De groei van de arbeidsproductiviteit (de toegevoegde waarde per gewerkt uur) lag het afgelopen decennium een stuk lager dan in de tien jaar daarvoor. Tussen 1998 en 2008 groeide de arbeidsproductiviteit in de commerciële sector met 20,7%. In de periode 2008 tot en met 2018 was deze groei 3,9%. Voor deze terugval in groei zijn veel mogelijke oorzaken aan te wijzen. Zo heeft de groei van het aantal zelfstandigen de productiviteit gedrukt en werd er in deze periode minder geïnvesteerd in kapitaalgoederen. Dit blijkt uit onderzoek naar de ontwikkeling van de arbeidsproductiviteit voor en na 2008.

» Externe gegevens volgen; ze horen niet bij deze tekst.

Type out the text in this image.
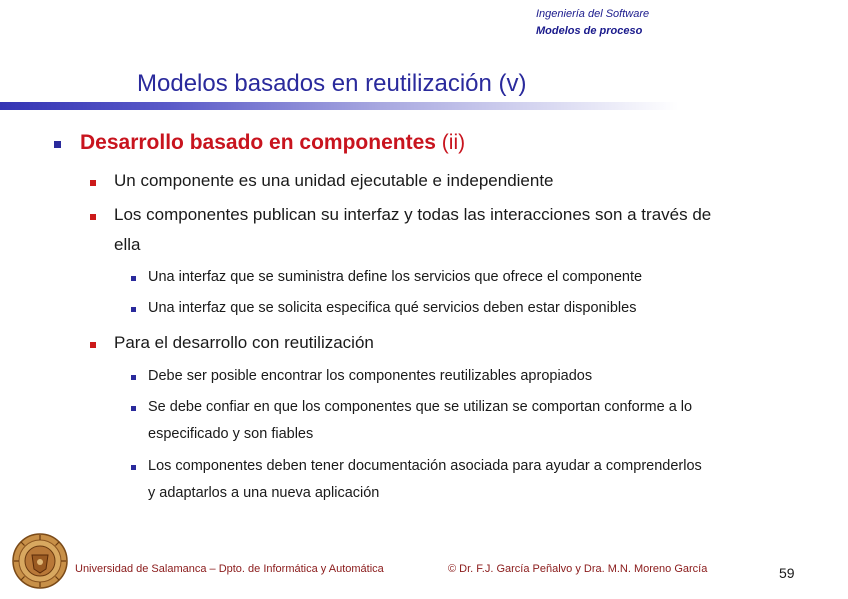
Ingeniería del Software
Modelos de proceso
Modelos basados en reutilización (v)
Desarrollo basado en componentes (ii)
Un componente es una unidad ejecutable e independiente
Los componentes publican su interfaz y todas las interacciones son a través de
ella
Una interfaz que se suministra define los servicios que ofrece el componente
Una interfaz que se solicita especifica qué servicios deben estar disponibles
Para el desarrollo con reutilización
Debe ser posible encontrar los componentes reutilizables apropiados
Se debe confiar en que los componentes que se utilizan se comportan conforme a lo
especificado y son fiables
Los componentes deben tener documentación asociada para ayudar a comprenderlos
y adaptarlos a una nueva aplicación
Universidad de Salamanca – Dpto. de Informática y Automática	© Dr. F.J. García Peñalvo y Dra. M.N. Moreno García	59
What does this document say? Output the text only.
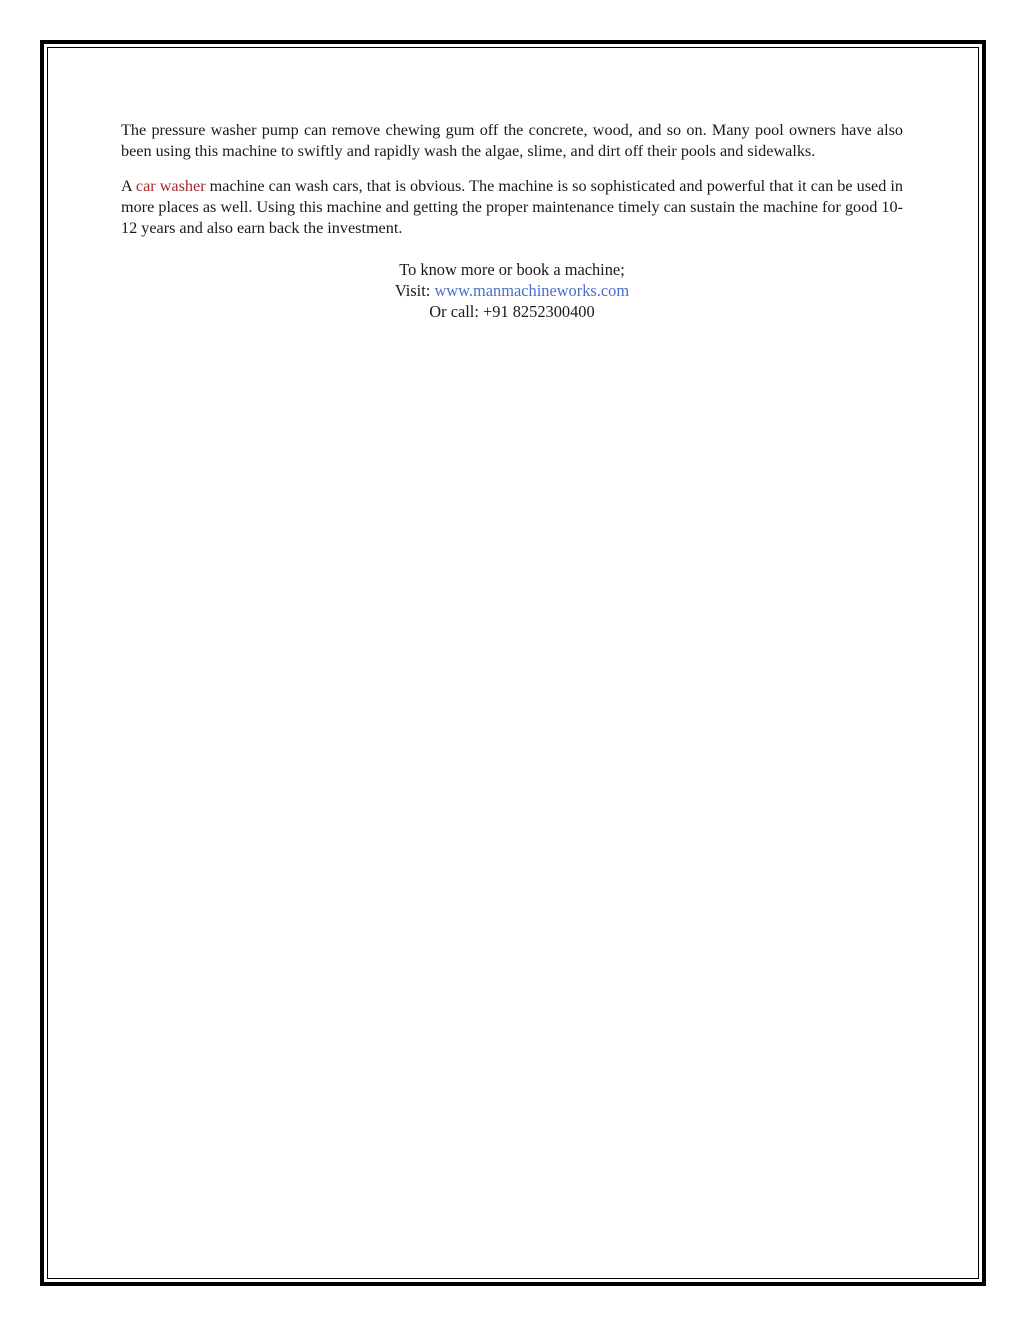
The pressure washer pump can remove chewing gum off the concrete, wood, and so on. Many pool owners have also been using this machine to swiftly and rapidly wash the algae, slime, and dirt off their pools and sidewalks.

A car washer machine can wash cars, that is obvious. The machine is so sophisticated and powerful that it can be used in more places as well. Using this machine and getting the proper maintenance timely can sustain the machine for good 10-12 years and also earn back the investment.

To know more or book a machine;
Visit: www.manmachineworks.com
Or call: +91 8252300400
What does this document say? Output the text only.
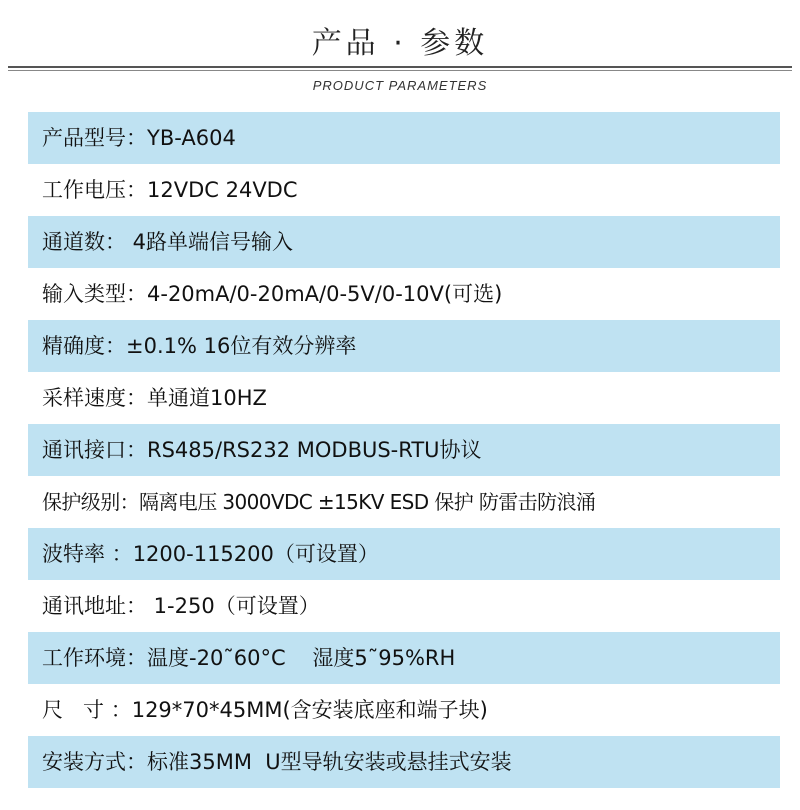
产品 · 参数
PRODUCT PARAMETERS
产品型号：YB-A604
工作电压：12VDC 24VDC
通道数： 4路单端信号输入
输入类型：4-20mA/0-20mA/0-5V/0-10V(可选)
精确度：±0.1% 16位有效分辨率
采样速度：单通道10HZ
通讯接口：RS485/RS232 MODBUS-RTU协议
保护级别：隔离电压 3000VDC ±15KV ESD 保护 防雷击防浪涌
波特率 ：1200-115200（可设置）
通讯地址： 1-250（可设置）
工作环境：温度-20˜60°C    湿度5˜95%RH
尺   寸 ：129*70*45MM(含安装底座和端子块)
安装方式：标准35MM  U型导轨安装或悬挂式安装
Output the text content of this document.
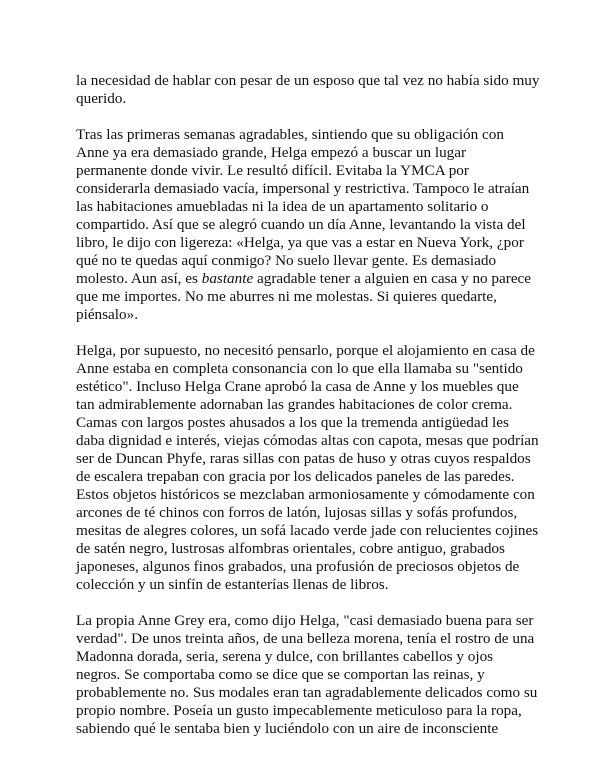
la necesidad de hablar con pesar de un esposo que tal vez no había sido muy
querido.

Tras las primeras semanas agradables, sintiendo que su obligación con
Anne ya era demasiado grande, Helga empezó a buscar un lugar
permanente donde vivir. Le resultó difícil. Evitaba la YMCA por
considerarla demasiado vacía, impersonal y restrictiva. Tampoco le atraían
las habitaciones amuebladas ni la idea de un apartamento solitario o
compartido. Así que se alegró cuando un día Anne, levantando la vista del
libro, le dijo con ligereza: «Helga, ya que vas a estar en Nueva York, ¿por
qué no te quedas aquí conmigo? No suelo llevar gente. Es demasiado
molesto. Aun así, es bastante agradable tener a alguien en casa y no parece
que me importes. No me aburres ni me molestas. Si quieres quedarte,
piénsalo».

Helga, por supuesto, no necesitó pensarlo, porque el alojamiento en casa de
Anne estaba en completa consonancia con lo que ella llamaba su "sentido
estético". Incluso Helga Crane aprobó la casa de Anne y los muebles que
tan admirablemente adornaban las grandes habitaciones de color crema.
Camas con largos postes ahusados a los que la tremenda antigüedad les
daba dignidad e interés, viejas cómodas altas con capota, mesas que podrían
ser de Duncan Phyfe, raras sillas con patas de huso y otras cuyos respaldos
de escalera trepaban con gracia por los delicados paneles de las paredes.
Estos objetos históricos se mezclaban armoniosamente y cómodamente con
arcones de té chinos con forros de latón, lujosas sillas y sofás profundos,
mesitas de alegres colores, un sofá lacado verde jade con relucientes cojines
de satén negro, lustrosas alfombras orientales, cobre antiguo, grabados
japoneses, algunos finos grabados, una profusión de preciosos objetos de
colección y un sinfín de estanterías llenas de libros.

La propia Anne Grey era, como dijo Helga, "casi demasiado buena para ser
verdad". De unos treinta años, de una belleza morena, tenía el rostro de una
Madonna dorada, seria, serena y dulce, con brillantes cabellos y ojos
negros. Se comportaba como se dice que se comportan las reinas, y
probablemente no. Sus modales eran tan agradablemente delicados como su
propio nombre. Poseía un gusto impecablemente meticuloso para la ropa,
sabiendo qué le sentaba bien y luciéndolo con un aire de inconsciente
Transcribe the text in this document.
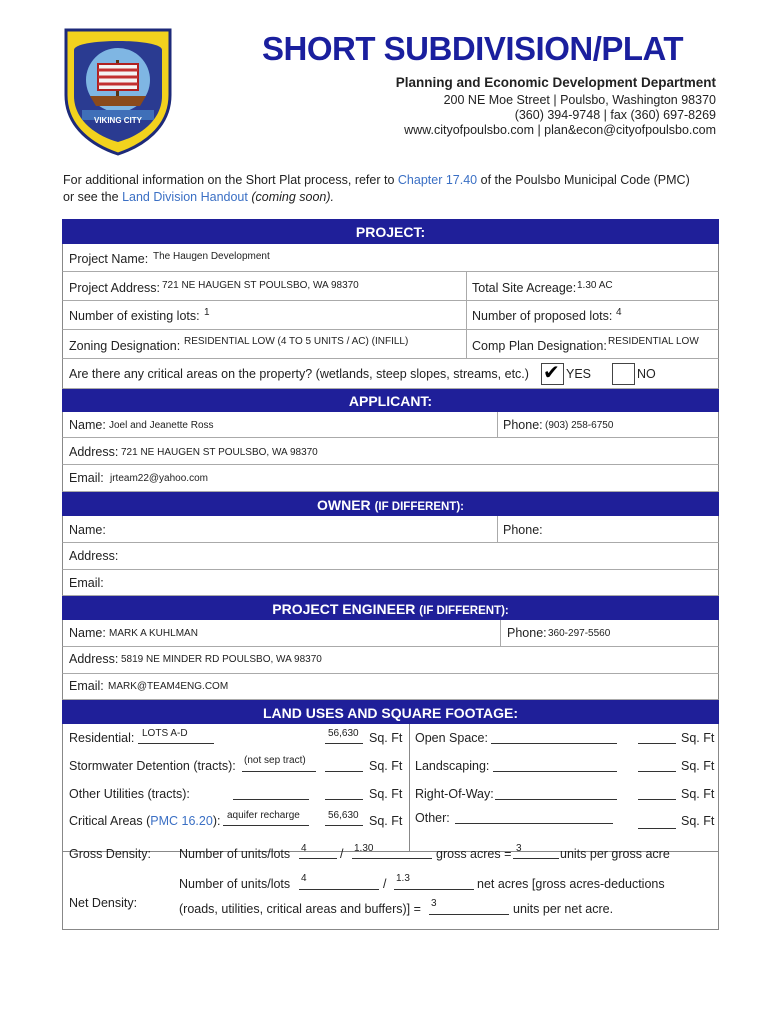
CITY OF POULSBO
VIKING CITY
SHORT SUBDIVISION/PLAT
Planning and Economic Development Department
200 NE Moe Street | Poulsbo, Washington 98370
(360) 394-9748 | fax (360) 697-8269
www.cityofpoulsbo.com | plan&econ@cityofpoulsbo.com
For additional information on the Short Plat process, refer to Chapter 17.40 of the Poulsbo Municipal Code (PMC)
or see the Land Division Handout (coming soon).
PROJECT:
Project Name: The Haugen Development
Project Address: 721 NE HAUGEN ST POULSBO, WA 98370	Total Site Acreage: 1.30 AC
Number of existing lots: 1	Number of proposed lots: 4
Zoning Designation: RESIDENTIAL LOW (4 TO 5 UNITS / AC) (INFILL)	Comp Plan Designation: RESIDENTIAL LOW
Are there any critical areas on the property? (wetlands, steep slopes, streams, etc.) ✔ YES	NO
APPLICANT:
Name: Joel and Jeanette Ross	Phone: (903) 258-6750
Address: 721 NE HAUGEN ST POULSBO, WA 98370
Email: jrteam22@yahoo.com
OWNER (IF DIFFERENT):
Name:	Phone:
Address:
Email:
PROJECT ENGINEER (IF DIFFERENT):
Name: MARK A KUHLMAN	Phone: 360-297-5560
Address: 5819 NE MINDER RD POULSBO, WA 98370
Email: MARK@TEAM4ENG.COM
LAND USES AND SQUARE FOOTAGE:
Residential: LOTS A-D	56,630 Sq. Ft
Stormwater Detention (tracts): (not sep tract)	Sq. Ft
Other Utilities (tracts):	Sq. Ft
Critical Areas (PMC 16.20): aquifer recharge	56,630 Sq. Ft
Open Space:	Sq. Ft
Landscaping:	Sq. Ft
Right-Of-Way:	Sq. Ft
Other:	Sq. Ft
Gross Density: Number of units/lots 4	/ 1.30	gross acres = 3	units per gross acre
Number of units/lots 4	/ 1.3	net acres [gross acres-deductions
Net Density:	(roads, utilities, critical areas and buffers)] = 3	units per net acre.
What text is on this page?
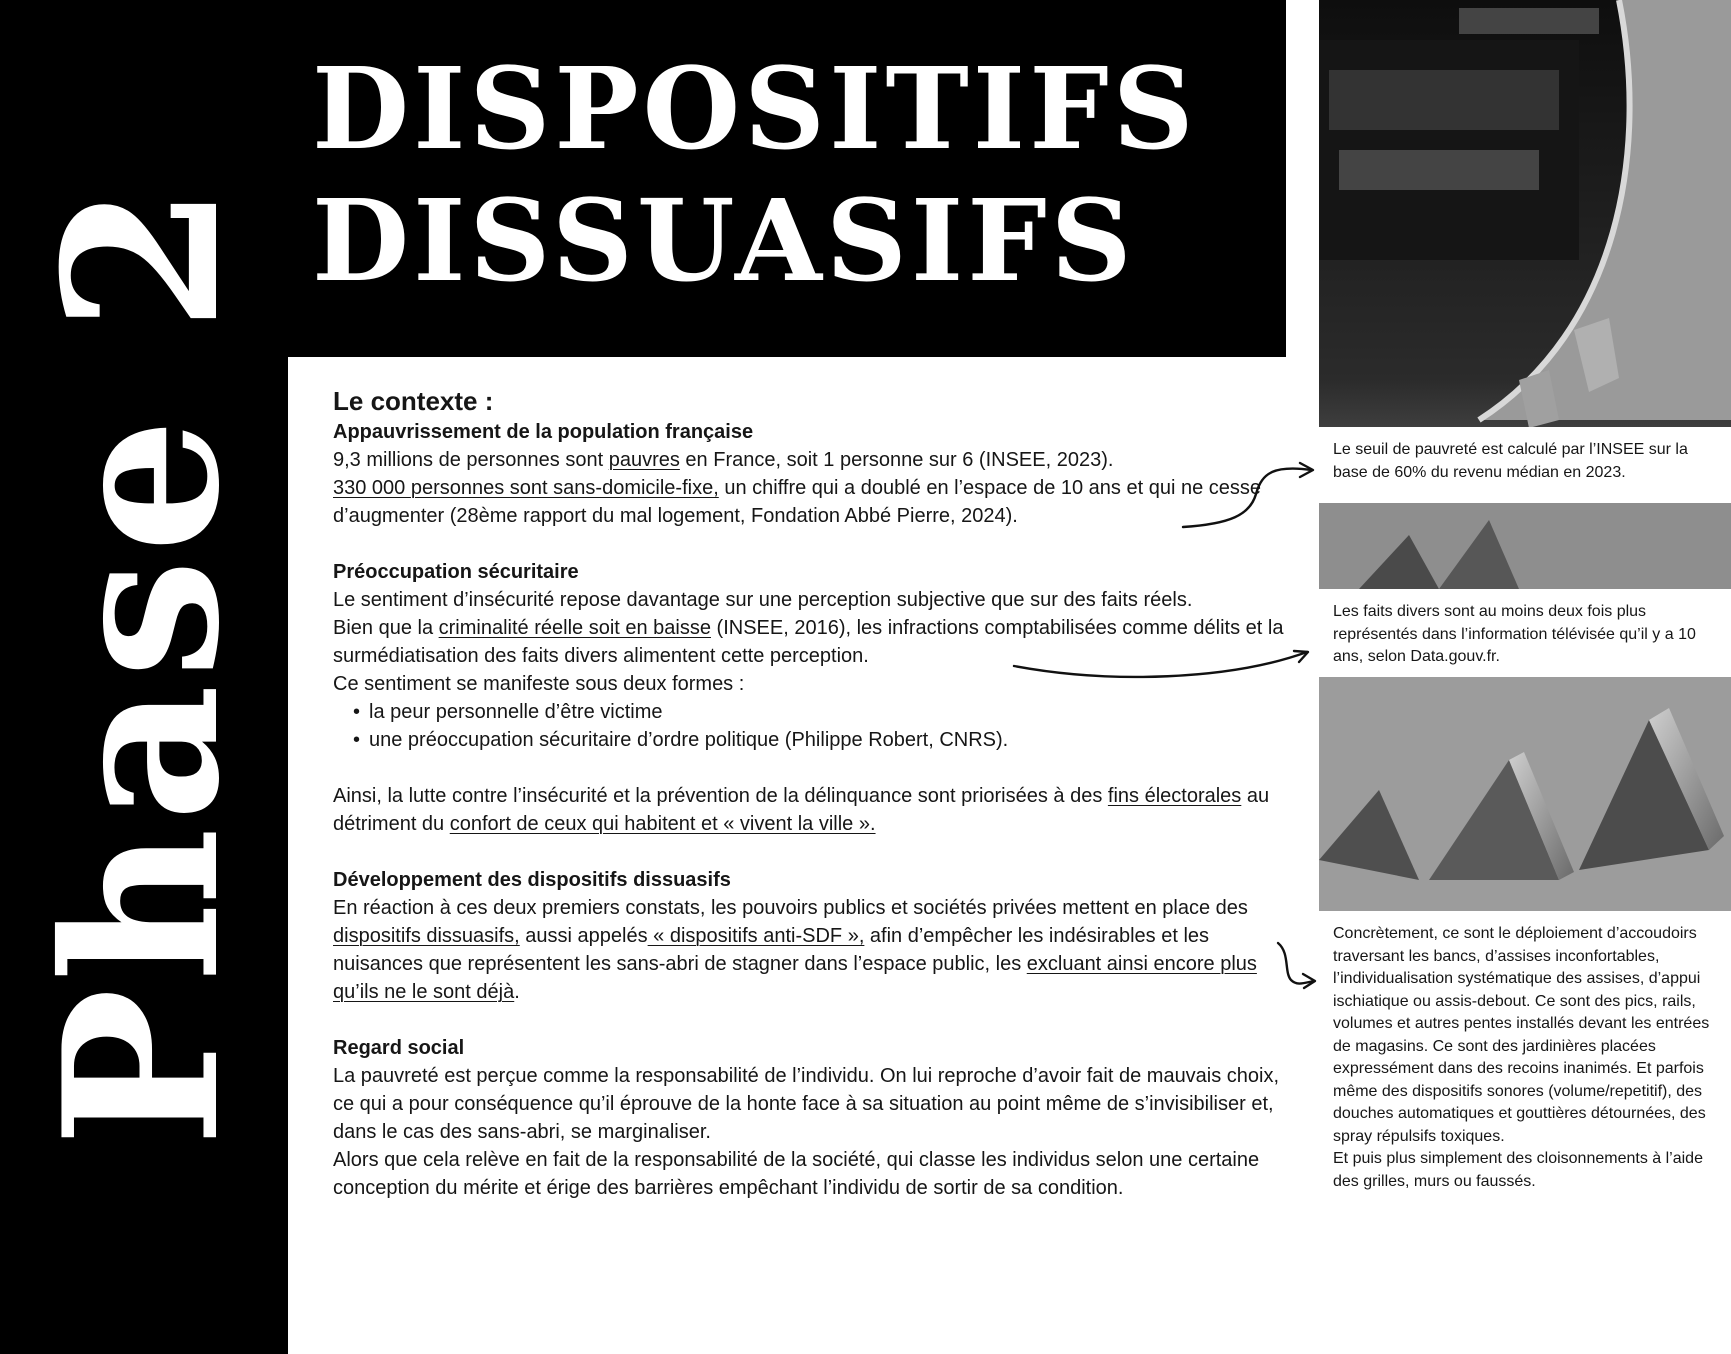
Phase 2
DISPOSITIFS
DISSUASIFS
Le contexte :
Appauvrissement de la population française

9,3 millions de personnes sont pauvres en France, soit 1 personne sur 6 (INSEE, 2023).

330 000 personnes sont sans-domicile-fixe, un chiffre qui a doublé en l’espace de 10 ans et qui ne cesse d’augmenter (28ème rapport du mal logement, Fondation Abbé Pierre, 2024).

Préoccupation sécuritaire

Le sentiment d’insécurité repose davantage sur une perception subjective que sur des faits réels.

Bien que la criminalité réelle soit en baisse (INSEE, 2016), les infractions comptabilisées comme délits et la surmédiatisation des faits divers alimentent cette perception.

Ce sentiment se manifeste sous deux formes :

• la peur personnelle d’être victime
• une préoccupation sécuritaire d’ordre politique (Philippe Robert, CNRS).

Ainsi, la lutte contre l’insécurité et la prévention de la délinquance sont priorisées à des fins électorales au détriment du confort de ceux qui habitent et « vivent la ville ».

Développement des dispositifs dissuasifs

En réaction à ces deux premiers constats, les pouvoirs publics et sociétés privées mettent en place des dispositifs dissuasifs, aussi appelés « dispositifs anti-SDF », afin d’empêcher les indésirables et les nuisances que représentent les sans-abri de stagner dans l’espace public, les excluant ainsi encore plus qu’ils ne le sont déjà.

Regard social

La pauvreté est perçue comme la responsabilité de l’individu. On lui reproche d’avoir fait de mauvais choix, ce qui a pour conséquence qu’il éprouve de la honte face à sa situation au point même de s’invisibiliser et, dans le cas des sans-abri, se marginaliser.

Alors que cela relève en fait de la responsabilité de la société, qui classe les individus selon une certaine conception du mérite et érige des barrières empêchant l’individu de sortir de sa condition.

Le seuil de pauvreté est calculé par l’INSEE sur la base de 60% du revenu médian en 2023.
Les faits divers sont au moins deux fois plus représentés dans l’information télévisée qu’il y a 10 ans, selon Data.gouv.fr.
Concrètement, ce sont le déploiement d’accoudoirs traversant les bancs, d’assises inconfortables, l’individualisation systématique des assises, d’appui ischiatique ou assis-debout. Ce sont des pics, rails, volumes et autres pentes installés devant les entrées de magasins. Ce sont des jardinières placées expressément dans des recoins inanimés. Et parfois même des dispositifs sonores (volume/repetitif), des douches automatiques et gouttières détournées, des spray répulsifs toxiques.
Et puis plus simplement des cloisonnements à l’aide des grilles, murs ou faussés.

Het aantal door zelfstandigen gewerkte uren nam toe van 2,1 miljard uur in 2003 tot 2,7 miljard uur in 2018. Deze toename was vooral zichtbaar in de zakelijke en overige dienstverlening. Het aandeel van zelfstandigen in het totaal aantal gewerkte uren steeg van 18% in 2003 naar 20 procent in 2018. De laatste jaren is dit aandeel juist weer iets teruggevallen. Het aantal gewerkte uren door werknemers groeit sinds 2016 namelijk sneller dan de gewerkte uren door zelfstandigen.

Negatief verband tussen ontwikkeling zelfstandigen en productiviteit

Er is een significant negatief verband tussen het aandeel gewerkte uren door zelfstandigen en de productiviteitsgroei per bedrijfstak: hoe groter het aandeel zelfstandigen in een bedrijfstak, hoe lager de productiviteitsgroei. Het gaat hierbij om bedrijfstakken in de commerciële sector. Het verband is alleen significant als de olie- en gaswinning uit wordt gesloten van de vergelijking. De toegevoegde waarde van deze bedrijfstak (met relatief weinig zelfstandigen) daalde de afgelopen jaren sterk door het extractieplafond voor de gaswinning in Groningen. Hierdoor nam de arbeidsproductiviteit van deze bedrijfstak sterk af.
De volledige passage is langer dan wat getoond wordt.